Search code examples
spacyspacy-3

How do I make SpaCy choose noun chunks separated by "and" or "," as one


I'm sorry about the title, I really didn't know how to phrase it, but hopefully this example will make it clear.

Basically,

For the following sentence:

Ashley and Brian are drinking water.

I want the noun chunk to be "Ashley and Brian" instead it is, "Ashley", "Brian"

Another example is:

Types of clothes include shirts, pants and trousers.

I want the noun chunk to be "shirts, pants and trousers" instead of "shirts" "pants" "trousers"

How do I solve this problem?


Solution

  • What you are describing is not a noun chunk. The conjuncts feature is closer to what you want.

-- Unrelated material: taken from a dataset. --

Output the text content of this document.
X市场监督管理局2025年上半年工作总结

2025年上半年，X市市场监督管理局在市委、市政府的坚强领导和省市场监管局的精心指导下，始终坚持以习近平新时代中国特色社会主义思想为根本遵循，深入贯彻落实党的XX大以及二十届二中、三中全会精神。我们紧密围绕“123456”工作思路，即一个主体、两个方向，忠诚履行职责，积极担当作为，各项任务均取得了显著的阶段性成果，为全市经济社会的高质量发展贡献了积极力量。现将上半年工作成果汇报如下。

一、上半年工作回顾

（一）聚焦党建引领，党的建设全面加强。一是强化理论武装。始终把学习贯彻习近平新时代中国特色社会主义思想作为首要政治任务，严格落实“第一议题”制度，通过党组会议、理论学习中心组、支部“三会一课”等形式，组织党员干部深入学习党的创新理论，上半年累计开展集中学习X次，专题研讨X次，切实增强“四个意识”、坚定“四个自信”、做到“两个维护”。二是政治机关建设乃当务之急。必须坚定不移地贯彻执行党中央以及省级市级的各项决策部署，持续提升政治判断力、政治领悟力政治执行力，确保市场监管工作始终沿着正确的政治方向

    This might not work for complex sentences, but at least it'll cover your examples and typical cases.

    import spacy
    
    nlp = spacy.load("en_core_web_sm")
    
    texts = [
            "Ashley and Brian are drinking water.",
            "Types of clothes include shirts, pants and trousers.",
            ]
    
    for text in texts:
        print("-----")
        print(text)
        checked = 0
        doc = nlp(text)
        for tok in doc:
            if tok.i < checked: continue
            if tok.pos_ not in ('NOUN', 'PROPN'): continue
    
            if tok.conjuncts:
                print(doc[tok.left_edge.i:tok.right_edge.i+1])
                checked = tok.right_edge.i + 1